Take the healthcare system of the USA as an example. The country spends 17% of its GDP on healthcare compared to the UK 9%, Japan 10%, France 11.5% and Singapore 5%. Yet on health outcomes like life expectancy, infant mortality etc., these countries are better off than the U.S. Why?  In the USA, the health industry’s formidable lobbying machine ensures that laws in Washington DC are made with the interests of healthcare providers in mind: insurance and pharmaceutical companies, then associations representing doctors, hospitals, nursing homes etc.
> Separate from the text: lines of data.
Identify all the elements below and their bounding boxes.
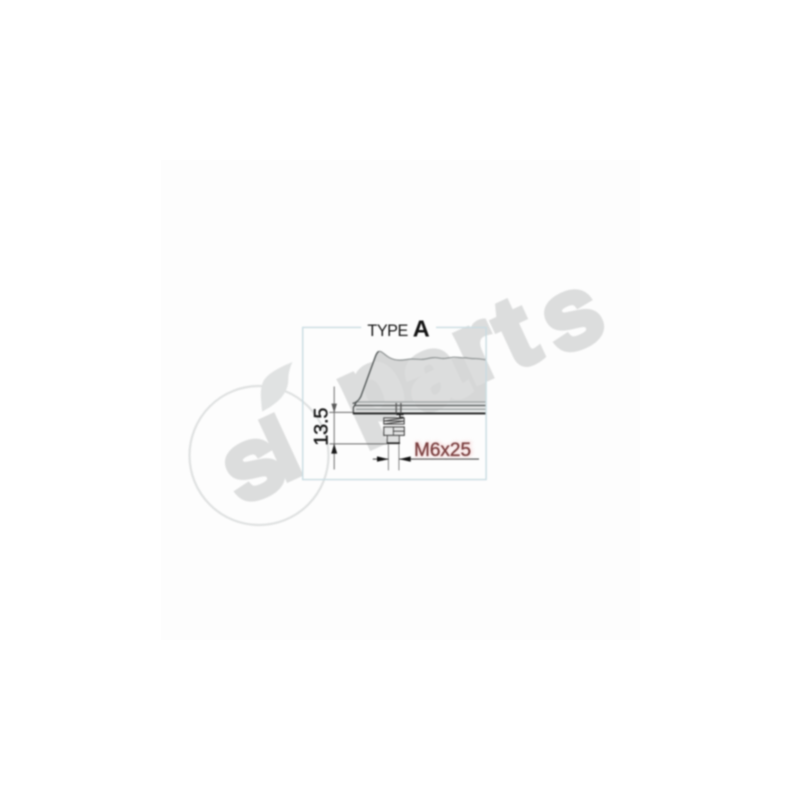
svg-text:M6x25: M6x25	[414, 440, 471, 461]
svg-text:TYPE: TYPE	[367, 322, 408, 340]
svg-text:A: A	[413, 315, 430, 341]
svg-text:13.5: 13.5	[311, 407, 333, 445]
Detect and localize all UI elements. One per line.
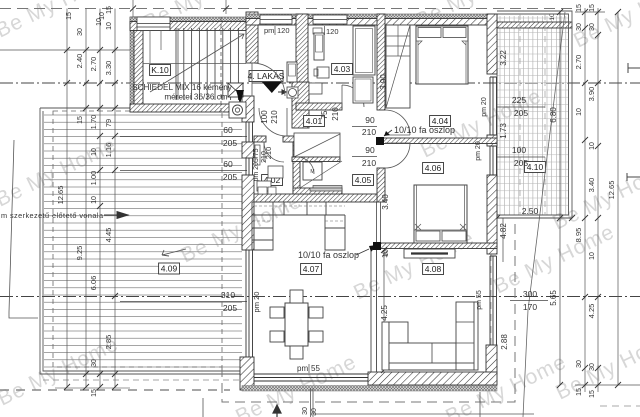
svg-text:5.65: 5.65 bbox=[549, 290, 558, 306]
svg-text:pm 20: pm 20 bbox=[481, 97, 488, 117]
svg-text:1.73: 1.73 bbox=[499, 123, 508, 139]
svg-text:pm 20: pm 20 bbox=[252, 292, 261, 313]
svg-text:30: 30 bbox=[576, 360, 583, 368]
svg-text:2.40: 2.40 bbox=[75, 54, 84, 69]
svg-text:30: 30 bbox=[589, 363, 596, 371]
svg-text:10: 10 bbox=[99, 12, 106, 20]
svg-text:30: 30 bbox=[91, 359, 98, 367]
svg-text:K.10: K.10 bbox=[151, 65, 169, 75]
svg-text:100: 100 bbox=[512, 145, 526, 155]
svg-text:210: 210 bbox=[261, 151, 268, 163]
svg-text:3.90: 3.90 bbox=[379, 74, 388, 90]
svg-text:2.85: 2.85 bbox=[104, 335, 113, 350]
svg-text:205: 205 bbox=[514, 108, 528, 118]
svg-text:10: 10 bbox=[383, 249, 390, 257]
svg-text:4.06: 4.06 bbox=[425, 163, 442, 173]
svg-text:205: 205 bbox=[514, 158, 528, 168]
svg-text:pm: pm bbox=[264, 26, 274, 35]
svg-text:pm 55: pm 55 bbox=[476, 290, 483, 310]
svg-text:205: 205 bbox=[223, 138, 237, 148]
svg-text:10: 10 bbox=[576, 108, 583, 116]
svg-text:10: 10 bbox=[589, 142, 596, 150]
svg-text:4.45: 4.45 bbox=[104, 228, 113, 243]
svg-text:90: 90 bbox=[365, 115, 375, 125]
svg-text:15: 15 bbox=[576, 4, 583, 12]
svg-text:300: 300 bbox=[523, 289, 537, 299]
svg-text:2.70: 2.70 bbox=[574, 55, 583, 70]
svg-text:210: 210 bbox=[362, 127, 376, 137]
svg-text:15: 15 bbox=[66, 12, 73, 20]
svg-text:1.16: 1.16 bbox=[104, 143, 113, 158]
svg-text:60: 60 bbox=[223, 159, 233, 169]
svg-text:205: 205 bbox=[223, 303, 237, 313]
svg-text:15: 15 bbox=[589, 390, 596, 398]
svg-text:10: 10 bbox=[91, 196, 98, 204]
svg-text:3.40: 3.40 bbox=[587, 178, 596, 193]
svg-text:3.22: 3.22 bbox=[499, 50, 508, 66]
svg-text:1.00: 1.00 bbox=[89, 171, 98, 186]
svg-text:SCHIEDEL MIX 16 kémény: SCHIEDEL MIX 16 kémény bbox=[132, 83, 233, 92]
svg-text:4.04: 4.04 bbox=[432, 116, 449, 126]
svg-text:9.25: 9.25 bbox=[75, 246, 84, 261]
svg-text:225: 225 bbox=[512, 95, 526, 105]
svg-text:170: 170 bbox=[523, 302, 537, 312]
svg-text:4.08: 4.08 bbox=[425, 264, 442, 274]
svg-text:méretei 36/36 cm: méretei 36/36 cm bbox=[164, 93, 227, 102]
svg-text:15: 15 bbox=[77, 116, 84, 124]
svg-text:55: 55 bbox=[311, 364, 320, 373]
svg-text:30: 30 bbox=[311, 408, 318, 416]
svg-text:8.95: 8.95 bbox=[574, 228, 583, 243]
svg-text:3.30: 3.30 bbox=[104, 61, 113, 76]
svg-text:10: 10 bbox=[589, 252, 596, 260]
svg-text:30: 30 bbox=[576, 23, 583, 31]
svg-text:15: 15 bbox=[576, 388, 583, 396]
svg-text:4.07: 4.07 bbox=[303, 264, 320, 274]
svg-text:4.10: 4.10 bbox=[527, 162, 544, 172]
svg-text:30: 30 bbox=[77, 28, 84, 36]
svg-text:120: 120 bbox=[326, 27, 339, 36]
svg-text:310: 310 bbox=[221, 290, 235, 300]
svg-text:30: 30 bbox=[589, 23, 596, 31]
svg-text:3.90: 3.90 bbox=[587, 87, 596, 102]
svg-text:4.82: 4.82 bbox=[499, 223, 508, 239]
svg-text:6.06: 6.06 bbox=[89, 276, 98, 291]
svg-text:12.65: 12.65 bbox=[56, 186, 65, 205]
svg-text:m szerkezetű előtető vonala: m szerkezetű előtető vonala bbox=[1, 211, 104, 220]
svg-text:12.65: 12.65 bbox=[607, 181, 616, 200]
svg-text:30: 30 bbox=[302, 407, 309, 415]
svg-text:2.88: 2.88 bbox=[500, 334, 509, 350]
svg-text:210: 210 bbox=[331, 107, 340, 121]
svg-text:210: 210 bbox=[270, 110, 279, 124]
svg-text:6.80: 6.80 bbox=[549, 107, 558, 123]
svg-text:4.25: 4.25 bbox=[587, 304, 596, 319]
svg-text:2.70: 2.70 bbox=[89, 57, 98, 72]
svg-text:75: 75 bbox=[320, 110, 329, 119]
svg-text:15: 15 bbox=[589, 4, 596, 12]
svg-text:3.40: 3.40 bbox=[381, 194, 390, 210]
svg-text:79: 79 bbox=[104, 119, 113, 127]
svg-text:205: 205 bbox=[223, 172, 237, 182]
svg-text:120: 120 bbox=[277, 26, 290, 35]
svg-text:10: 10 bbox=[106, 22, 113, 30]
svg-text:60: 60 bbox=[223, 125, 233, 135]
svg-text:4.05: 4.05 bbox=[355, 175, 372, 185]
svg-text:4.03: 4.03 bbox=[334, 64, 351, 74]
svg-text:10/10 fa oszlop: 10/10 fa oszlop bbox=[298, 250, 359, 260]
svg-text:210: 210 bbox=[362, 158, 376, 168]
svg-text:100: 100 bbox=[260, 110, 269, 124]
svg-text:4.09: 4.09 bbox=[161, 264, 178, 274]
svg-text:4. LAKÁS: 4. LAKÁS bbox=[248, 71, 285, 81]
svg-text:90: 90 bbox=[365, 145, 375, 155]
svg-text:1.70: 1.70 bbox=[89, 115, 98, 130]
svg-text:pm 20: pm 20 bbox=[475, 141, 482, 161]
svg-text:10: 10 bbox=[91, 148, 98, 156]
svg-text:pm 205/75: pm 205/75 bbox=[253, 148, 260, 181]
svg-text:4.25: 4.25 bbox=[380, 305, 389, 321]
svg-text:15: 15 bbox=[106, 6, 113, 14]
svg-text:15: 15 bbox=[91, 389, 98, 397]
svg-text:pm: pm bbox=[297, 364, 308, 373]
svg-text:2.50: 2.50 bbox=[522, 206, 539, 216]
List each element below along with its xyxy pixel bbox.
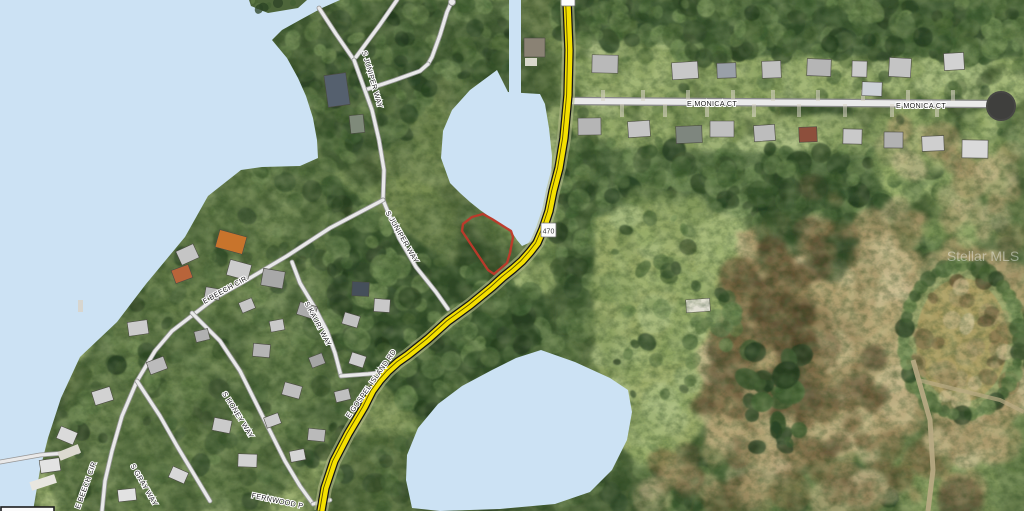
svg-text:Stellar MLS: Stellar MLS (947, 248, 1019, 264)
svg-text:470: 470 (543, 229, 555, 236)
svg-text:E MONICA CT: E MONICA CT (896, 101, 946, 110)
svg-text:E MONICA CT: E MONICA CT (687, 99, 737, 108)
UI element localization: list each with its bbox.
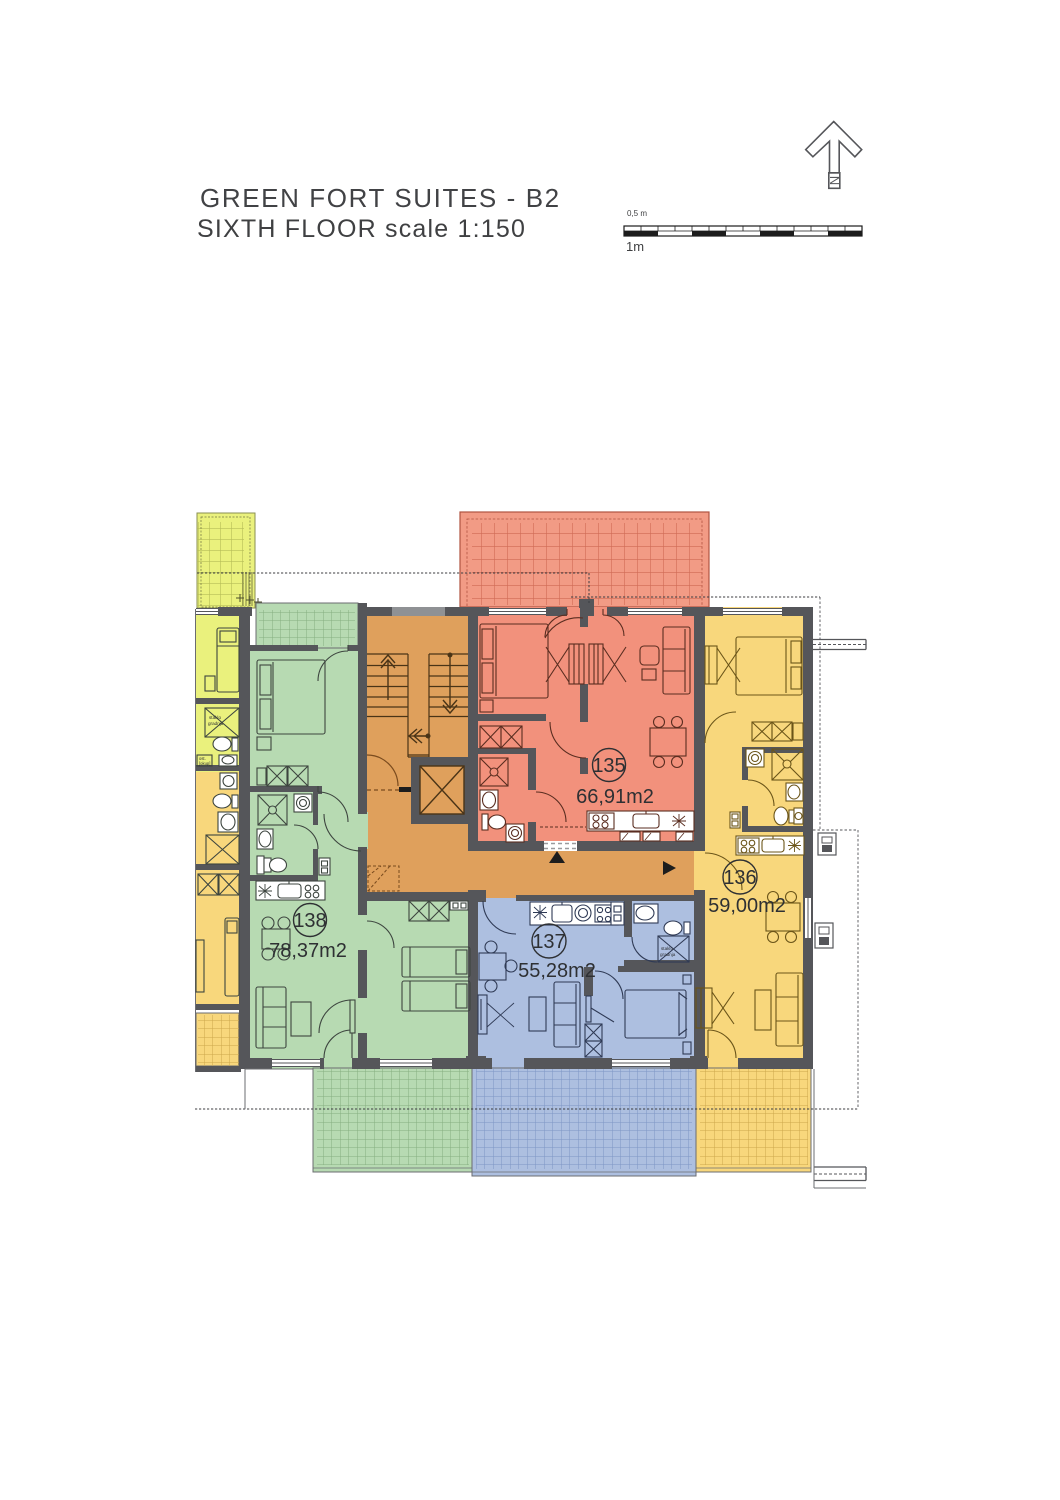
svg-text:55,28m2: 55,28m2 — [518, 960, 596, 982]
svg-text:1m: 1m — [626, 239, 644, 254]
svg-text:gradnja: gradnja — [208, 721, 224, 726]
svg-text:N: N — [827, 176, 842, 185]
svg-text:[okup]: [okup] — [199, 761, 210, 766]
svg-text:SIXTH FLOOR scale 1:150: SIXTH FLOOR scale 1:150 — [197, 215, 526, 243]
svg-text:GREEN FORT SUITES - B2: GREEN FORT SUITES - B2 — [200, 183, 561, 213]
svg-text:135: 135 — [592, 755, 625, 777]
svg-text:59,00m2: 59,00m2 — [708, 895, 786, 917]
svg-text:78,37m2: 78,37m2 — [269, 940, 347, 962]
svg-text:136: 136 — [723, 867, 756, 889]
svg-text:staklo: staklo — [209, 715, 221, 720]
svg-text:138: 138 — [293, 910, 326, 932]
svg-text:137: 137 — [532, 931, 565, 953]
svg-text:staklo: staklo — [661, 946, 673, 951]
svg-text:gradnja: gradnja — [660, 952, 676, 957]
svg-text:0,5 m: 0,5 m — [627, 209, 647, 218]
svg-text:66,91m2: 66,91m2 — [576, 786, 654, 808]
These spend billions of dollars lobbying Congress for favourable policies at the expense of the voting majority.

 

The lesson is that democratic competition, which is a very good thing, just like free markets, does not automatically guarantee the voter (or consumer) gets the best service. In Uganda’s case (as America’s healthcare system shows), it shifts resources to a minority that is best organised and articulate. So next time you see sirens pushing you off the road in Kampala’s rush hour, while your auntie has no access to an ambulance, know that such crass exhibition of power is the stuff that gets politicians elected in our villages.